The disclosed invention describes the use of bisbenzylisoquinolines such as 6,6′,7,12-tetramethoxy-2,2′-dimethyl-berbaman (tetrandrine) and derivatives, isomers and analogs, modified forms such as salt forms, or a salt of this compound with a pharmaceutically acceptable acid in the inhibition of molecular protein targets involved in the survival of cancer and leukemia stem cells including but not limited to lipoxygenases, Mcl-1, cyclin-D1, beta-catenin, Bcl-2, Bcl-xL NF-kB, CamKIIγ, pCaMKIIγ, NLRP3, and VEGF.
The disclosed invention describes the use of bisbenzylisoquinolines such as 6,6′,7,12-tetramethoxy-2,2′-dimethyl-berbaman (tetrandrine) and derivatives, isomers and analogs, modified forms such as salt forms, or a salt of this compound with a pharmaceutically acceptable acid alone or in combination with chemotherapeutic or immunosuppressive agents including epoetin alpha+GCSF, azacitidine (Vildaza), decitibine (Dacogen), cedazuridine, Inqovi® (decitabine and cedazuridine), cytarabine, fludarabine, lenalidomide (Revlimid) for immunosuppressive, immunomodulatory and anti-inflammatory activities that enable treatment of MDS, MPN, CML, aCML, AML, PV, and related diseases.

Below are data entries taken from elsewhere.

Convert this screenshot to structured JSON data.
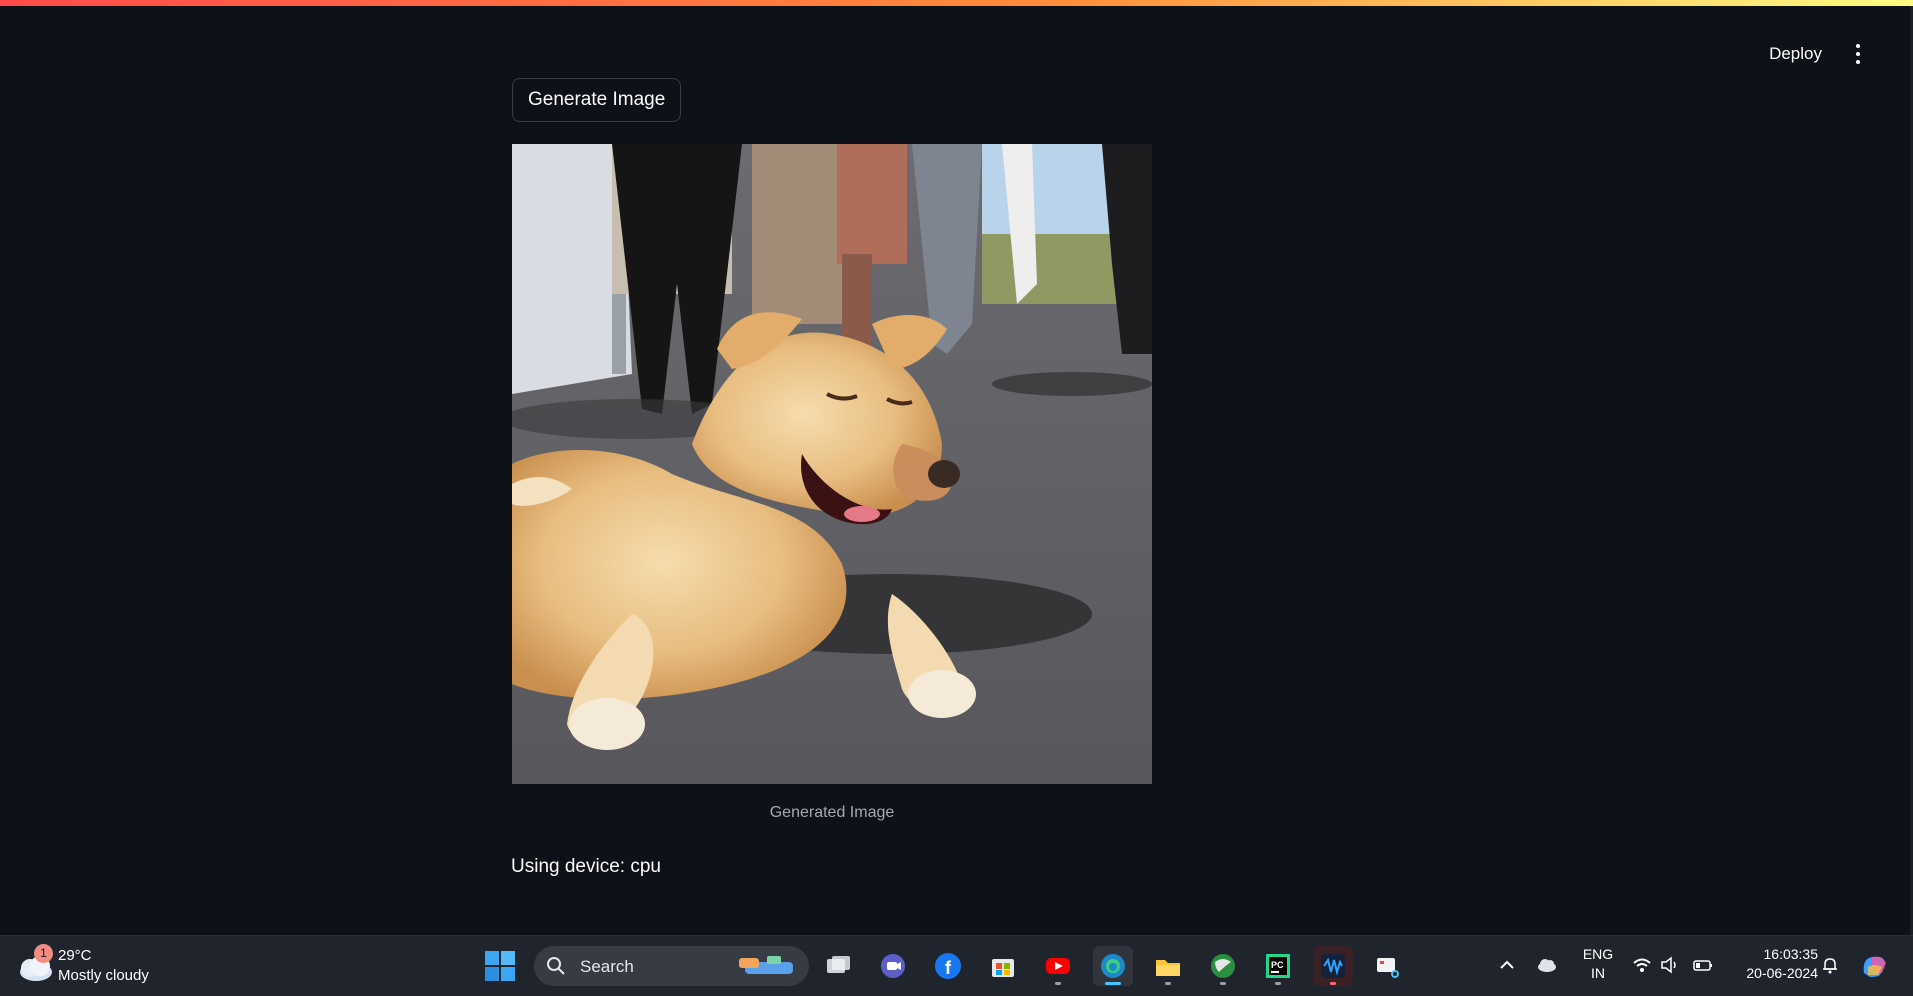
{
  "header": {
    "deploy_label": "Deploy",
    "menu_icon": "kebab-menu-icon",
    "decoration_colors": [
      "#ff4b4b",
      "#ff8c3a",
      "#fffd80"
    ]
  },
  "main": {
    "generate_button_label": "Generate Image",
    "image_caption": "Generated Image",
    "device_text": "Using device: cpu"
  },
  "taskbar": {
    "weather": {
      "badge_count": "1",
      "temperature": "29°C",
      "condition": "Mostly cloudy",
      "icon": "cloudy-weather-icon"
    },
    "search_placeholder": "Search",
    "apps": [
      {
        "name": "task-view",
        "icon": "task-view-icon"
      },
      {
        "name": "teams-meet",
        "icon": "video-chat-icon"
      },
      {
        "name": "facebook",
        "icon": "facebook-icon"
      },
      {
        "name": "microsoft-store",
        "icon": "store-icon"
      },
      {
        "name": "youtube",
        "icon": "youtube-icon"
      },
      {
        "name": "edge",
        "icon": "edge-browser-icon"
      },
      {
        "name": "file-explorer",
        "icon": "folder-icon"
      },
      {
        "name": "browser",
        "icon": "globe-browser-icon"
      },
      {
        "name": "pycharm",
        "icon": "pycharm-icon"
      },
      {
        "name": "audio-app",
        "icon": "waveform-app-icon"
      },
      {
        "name": "snipping-tool",
        "icon": "snipping-tool-icon"
      }
    ],
    "tray": {
      "language_line1": "ENG",
      "language_line2": "IN",
      "time": "16:03:35",
      "date": "20-06-2024"
    },
    "accent_color": "#4cc2ff"
  }
}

The disclosed invention describes the use of bisbenzylisoquinolines such as 6,6′,7,12-tetramethoxy-2,2′-dimethyl-berbaman (tetrandrine) and derivatives, isomers and analogs, modified forms such as salt forms, or a salt of this compound with a pharmaceutically acceptable acid alone or in combination with tyrosine kinase inhibitors including imatinib, dasatinib, nilotinib, bosutinib, ponatinib, AZD0530, NPB-001-05, AT9283, BAY43-9006, bafetinib, AP24534, lestaurtinib, tozasertib, danusertib, XL228, KW-2449, AT-9283, VE-465, DCC-2036, PKC412, PF-03814735 and vatalanib for treatment of solid tumor cancers, lymphomas, MPN, CML, aCML, AML, PV and related myelodysplastic diseases.

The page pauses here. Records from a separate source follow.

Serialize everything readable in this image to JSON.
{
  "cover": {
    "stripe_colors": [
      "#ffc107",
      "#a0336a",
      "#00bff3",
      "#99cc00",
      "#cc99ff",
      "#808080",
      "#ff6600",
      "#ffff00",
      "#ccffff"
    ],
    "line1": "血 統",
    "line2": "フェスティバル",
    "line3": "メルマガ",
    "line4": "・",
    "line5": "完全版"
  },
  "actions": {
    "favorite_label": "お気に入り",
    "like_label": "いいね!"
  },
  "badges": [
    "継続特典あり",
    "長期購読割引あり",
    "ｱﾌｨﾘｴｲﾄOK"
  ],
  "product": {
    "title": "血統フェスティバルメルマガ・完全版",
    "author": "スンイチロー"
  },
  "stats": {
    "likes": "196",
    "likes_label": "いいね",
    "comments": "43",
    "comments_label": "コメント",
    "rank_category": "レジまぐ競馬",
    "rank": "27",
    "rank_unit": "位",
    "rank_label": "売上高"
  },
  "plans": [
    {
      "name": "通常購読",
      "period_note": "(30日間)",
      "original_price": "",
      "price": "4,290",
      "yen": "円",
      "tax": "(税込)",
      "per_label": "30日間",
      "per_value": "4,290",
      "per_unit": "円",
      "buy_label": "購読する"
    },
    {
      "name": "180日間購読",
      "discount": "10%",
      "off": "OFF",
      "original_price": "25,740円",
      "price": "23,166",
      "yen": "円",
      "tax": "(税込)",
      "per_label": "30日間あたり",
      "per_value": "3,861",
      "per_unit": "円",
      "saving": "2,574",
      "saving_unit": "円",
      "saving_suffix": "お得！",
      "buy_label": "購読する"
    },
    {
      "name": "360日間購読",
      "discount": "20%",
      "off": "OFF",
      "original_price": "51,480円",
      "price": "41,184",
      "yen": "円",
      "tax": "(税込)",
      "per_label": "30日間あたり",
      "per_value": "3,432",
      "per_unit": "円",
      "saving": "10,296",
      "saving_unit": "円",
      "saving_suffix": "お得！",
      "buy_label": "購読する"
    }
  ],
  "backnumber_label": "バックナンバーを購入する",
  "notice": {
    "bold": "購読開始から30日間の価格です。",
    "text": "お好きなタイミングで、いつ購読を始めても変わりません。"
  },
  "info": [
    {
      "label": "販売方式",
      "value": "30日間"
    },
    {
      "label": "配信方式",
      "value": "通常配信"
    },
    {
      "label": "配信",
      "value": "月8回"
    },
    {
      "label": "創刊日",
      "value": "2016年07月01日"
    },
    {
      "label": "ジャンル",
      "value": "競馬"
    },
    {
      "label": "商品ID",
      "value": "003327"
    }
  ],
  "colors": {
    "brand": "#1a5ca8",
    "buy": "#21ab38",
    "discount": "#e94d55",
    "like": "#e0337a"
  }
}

Tetrandrine is a preferred bisbenzylisoquinoline, although other bisbenzylisoquinoline analogs can be used. The initial treatment with tetrandrine is preferably about 2 to 15 mg/kg tetrandrine per day, more preferably 5 to 10 mg/kg tetrandrine per day. For oral delivery, the preferred initial treatment with tetrandrine could be expressed as a fixed dose of 360 mg per day, and more preferably, 540 mg per day. The tetrandrine treatment can be for 7 days or more. However, the treatment may be as long as 14-21 days consecutively in a 28 day cycle or chronically with daily administration lasting 6-8 weeks or up to 3 months. In some cases, the amount and/or duration may be less than 5 mg/kg or 350 mg tetrandrine per day and less than 7 days. The therapy can also be administered chronically. In addition, tetrandrine derivatives may be provided for parenteral use such as IV, as a bolus or infusion.

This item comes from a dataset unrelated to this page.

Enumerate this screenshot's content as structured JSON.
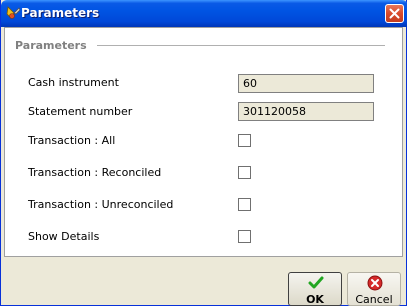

The foregoing methods can also be modified so that the treatment with TKI or chemotherapeutic regimen is supplemented with concurrent treatment with a bisbenzylisoquinoline. In such cases, (1) the amount of bisbenzylisoquinoline can be lower than that which would be used if administered alone, (2) the time for bisbenzylisoquinoline treatment can be reduced (e.g. 2-7 days for tetrandrine), or (3) the amount and time of bisbenzylisoquinoline treatment can be reduced. In addition, the amount of TKI or other chemotherapeutic regimens can also be lower than if administered alone or alternative dosing schedules may be employed.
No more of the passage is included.